Life Discovered On Mars
By Gregory J. Rummo (03/03/04)
IF YOU MISSED the news accounts in early March of NASA’s recent discovery of evidence that water was once abundant on the planet Mars, here’s a brief recap:
The Associated Press reported on March 2, that NASA scientists concluded upon examination of the images from the Mars rover Opportunity that the Red Planet was “once soaked with water, enough to support life in a good, habitable environment.”
“Opportunity has landed in an area of Mars where liquid water once drenched the surface,” said Edward Weiler, associate NASA administrator for space science, at a news conference. “This area would have been a good, habitable environment.”
NASA scientists were quick to point out that this evidence did not mean life once existed on Mars—a little too quick it turns out.
Today, every major newspaper in the world is reporting on its front page, “LIFE DISCOVERED ON MARS.” Opportunity came across pools of melted water in a temperate zone in a region straddling the day and night sides of Mars in what was once believed to be a barren desert with sub-zero temperatures and raging windstorms.
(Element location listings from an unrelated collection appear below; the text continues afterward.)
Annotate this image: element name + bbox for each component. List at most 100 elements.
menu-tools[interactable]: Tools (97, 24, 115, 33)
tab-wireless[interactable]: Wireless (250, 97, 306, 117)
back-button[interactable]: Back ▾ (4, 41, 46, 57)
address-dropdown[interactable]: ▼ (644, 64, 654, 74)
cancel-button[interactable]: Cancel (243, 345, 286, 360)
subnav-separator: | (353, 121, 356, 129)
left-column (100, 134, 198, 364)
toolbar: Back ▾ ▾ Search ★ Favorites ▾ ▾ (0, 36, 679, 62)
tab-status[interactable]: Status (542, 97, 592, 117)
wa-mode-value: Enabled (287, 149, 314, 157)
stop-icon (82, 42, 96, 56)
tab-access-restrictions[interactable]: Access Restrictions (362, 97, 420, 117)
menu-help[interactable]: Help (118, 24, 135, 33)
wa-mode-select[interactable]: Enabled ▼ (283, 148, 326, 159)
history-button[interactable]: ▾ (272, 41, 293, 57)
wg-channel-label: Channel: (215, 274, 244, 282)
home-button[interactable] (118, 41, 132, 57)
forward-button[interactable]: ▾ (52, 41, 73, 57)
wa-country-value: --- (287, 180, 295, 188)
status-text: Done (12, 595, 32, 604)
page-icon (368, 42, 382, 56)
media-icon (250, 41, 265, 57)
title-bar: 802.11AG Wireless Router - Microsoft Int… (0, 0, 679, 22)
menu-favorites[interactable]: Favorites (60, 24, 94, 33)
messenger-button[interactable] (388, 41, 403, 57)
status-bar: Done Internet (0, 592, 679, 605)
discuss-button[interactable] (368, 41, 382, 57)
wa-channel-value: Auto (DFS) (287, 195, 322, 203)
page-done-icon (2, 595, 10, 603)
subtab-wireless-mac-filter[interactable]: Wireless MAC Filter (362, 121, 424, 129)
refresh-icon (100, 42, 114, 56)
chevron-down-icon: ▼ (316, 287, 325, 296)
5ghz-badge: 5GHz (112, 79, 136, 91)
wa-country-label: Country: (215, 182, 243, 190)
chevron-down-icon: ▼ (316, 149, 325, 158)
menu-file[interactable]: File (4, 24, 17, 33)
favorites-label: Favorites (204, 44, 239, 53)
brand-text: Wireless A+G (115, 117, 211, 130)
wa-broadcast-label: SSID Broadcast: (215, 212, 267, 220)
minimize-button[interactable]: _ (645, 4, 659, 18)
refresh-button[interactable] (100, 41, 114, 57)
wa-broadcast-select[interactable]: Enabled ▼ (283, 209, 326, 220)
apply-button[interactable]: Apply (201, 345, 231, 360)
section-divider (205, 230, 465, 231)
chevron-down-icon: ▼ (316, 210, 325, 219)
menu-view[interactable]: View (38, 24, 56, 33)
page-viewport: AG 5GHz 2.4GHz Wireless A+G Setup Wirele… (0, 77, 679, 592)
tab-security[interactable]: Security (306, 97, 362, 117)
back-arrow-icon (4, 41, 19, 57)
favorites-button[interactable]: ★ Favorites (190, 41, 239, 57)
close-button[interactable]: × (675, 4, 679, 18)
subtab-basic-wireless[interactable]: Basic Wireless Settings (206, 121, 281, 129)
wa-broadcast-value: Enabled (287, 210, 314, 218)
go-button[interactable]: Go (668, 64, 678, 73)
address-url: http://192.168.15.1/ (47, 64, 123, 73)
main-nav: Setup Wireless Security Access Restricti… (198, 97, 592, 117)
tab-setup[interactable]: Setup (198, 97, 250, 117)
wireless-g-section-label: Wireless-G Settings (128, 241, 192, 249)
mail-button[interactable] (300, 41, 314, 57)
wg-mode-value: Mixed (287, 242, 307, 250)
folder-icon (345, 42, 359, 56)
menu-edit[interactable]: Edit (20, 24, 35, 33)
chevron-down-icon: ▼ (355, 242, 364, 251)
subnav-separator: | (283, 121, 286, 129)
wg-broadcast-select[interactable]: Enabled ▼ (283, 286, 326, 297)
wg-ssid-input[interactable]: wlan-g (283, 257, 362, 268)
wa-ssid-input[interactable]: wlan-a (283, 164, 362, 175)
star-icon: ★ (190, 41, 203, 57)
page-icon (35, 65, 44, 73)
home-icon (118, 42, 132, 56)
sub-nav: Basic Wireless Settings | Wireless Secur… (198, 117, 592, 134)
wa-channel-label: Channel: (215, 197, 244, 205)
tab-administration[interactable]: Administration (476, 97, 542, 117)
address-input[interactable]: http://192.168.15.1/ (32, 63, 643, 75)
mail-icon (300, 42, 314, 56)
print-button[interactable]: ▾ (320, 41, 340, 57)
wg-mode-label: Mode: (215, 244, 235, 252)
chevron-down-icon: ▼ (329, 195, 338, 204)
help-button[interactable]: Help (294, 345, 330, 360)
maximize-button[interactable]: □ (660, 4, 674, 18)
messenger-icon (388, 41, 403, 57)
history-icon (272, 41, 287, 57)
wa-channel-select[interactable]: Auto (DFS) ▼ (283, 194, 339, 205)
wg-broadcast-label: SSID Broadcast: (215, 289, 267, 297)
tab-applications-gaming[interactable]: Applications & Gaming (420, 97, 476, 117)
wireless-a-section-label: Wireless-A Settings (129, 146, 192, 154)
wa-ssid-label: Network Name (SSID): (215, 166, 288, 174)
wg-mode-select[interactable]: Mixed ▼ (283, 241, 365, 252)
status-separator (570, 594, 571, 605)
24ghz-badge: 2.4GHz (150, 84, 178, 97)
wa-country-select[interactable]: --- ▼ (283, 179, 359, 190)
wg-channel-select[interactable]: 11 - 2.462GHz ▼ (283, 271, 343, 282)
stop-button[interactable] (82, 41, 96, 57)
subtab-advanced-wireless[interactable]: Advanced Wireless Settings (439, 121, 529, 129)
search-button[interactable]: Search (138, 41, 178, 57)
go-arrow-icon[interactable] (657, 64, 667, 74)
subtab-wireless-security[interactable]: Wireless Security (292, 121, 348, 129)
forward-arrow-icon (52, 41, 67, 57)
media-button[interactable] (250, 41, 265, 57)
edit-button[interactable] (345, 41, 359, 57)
In one such “micro-lagoon” cells have been isolated by one of Opportunity’s sampling arms and examined under its 100-power microscope. The video feed on NASA’s website shows the cells are undergoing mitosis.
Only teasing.
But imagine just for a minute if this were not science fiction. Would there be any doubt that scientists from around the world would be heralding the discovery of life on another planet?
All of the major networks and cable news channels would have uninterrupted, 24-7 coverage of the event. And we wouldn’t just be hearing from the scientific community.
There would be an endless parade of pundits from every discipline imaginable.
Darwinists would have a heyday. Philosophers, psychologists, priests, pastors and rabbis would be interviewed non-stop.
Politicians from both sides of the aisle would be muscling each other out of the way to get a sound bite in at the nearest microphone and their faces in front of the camera.
Wait a minute.
Aren’t some scientists trying to convince us about issues such as cloning, arguing that it should be allowed to go ahead because cells really aren’t life? What’s going on here?
It’s a case of familiarity breeding contempt—literally.
We are surrounded by life on planet Earth in all forms, from the microscopic level all the way up to Homo sapiens.
We just take it for granted.
Think about how many living cells you pass on your commute to work every morning. Spring is just around the corner and it won’t be long before the trees begin to leaf out. The average tree has over 100,000 leaves and each leaf contains hundreds of cells. Throw in a few birds and insects and a couple of million blades of grass and—well—you get the idea.
We have become spoiled by the abundance of life all around us. We debate the issue of when life begins as if we had the power to create it ourselves. But this is a process reserved for God and God alone.
Our best attempts have met with abysmal failure.
In the 1950s a chemist named Stanley Miller refluxed water, methane and ammonia, in an enclosed glass vessel through which an electric spark was passed, supposedly simulating early conditions on the earth. When trace amounts of amino acids were formed, this was trumpeted as the creation of life.
But this wasn’t even close. A few simple amino acids, even though they are believed to be the rudimentary building blocks of life, is a far cry from the proteins, enzymes and the other complex biochemical molecules necessary for living systems.
We probe the heavens with our spacecraft, hoping that somewhere out there we’ll discover life—a few single-celled organisms perhaps—and hence we’ll uncover the meaning of the universe.
We are probing in the right place, just with the wrong tools.
We must probe “The Heavens” with our hearts, not our minds, asking The Creator for His guidance in understanding these matters. God asked Job the rhetorical question: “Where were you when I laid the foundations of the earth?”
When we come to understand the answer to this question, only then will we see clearly the abundance of life all around us and how truly blessed we are. Only then will we learn to respect life—all life—as something sacred.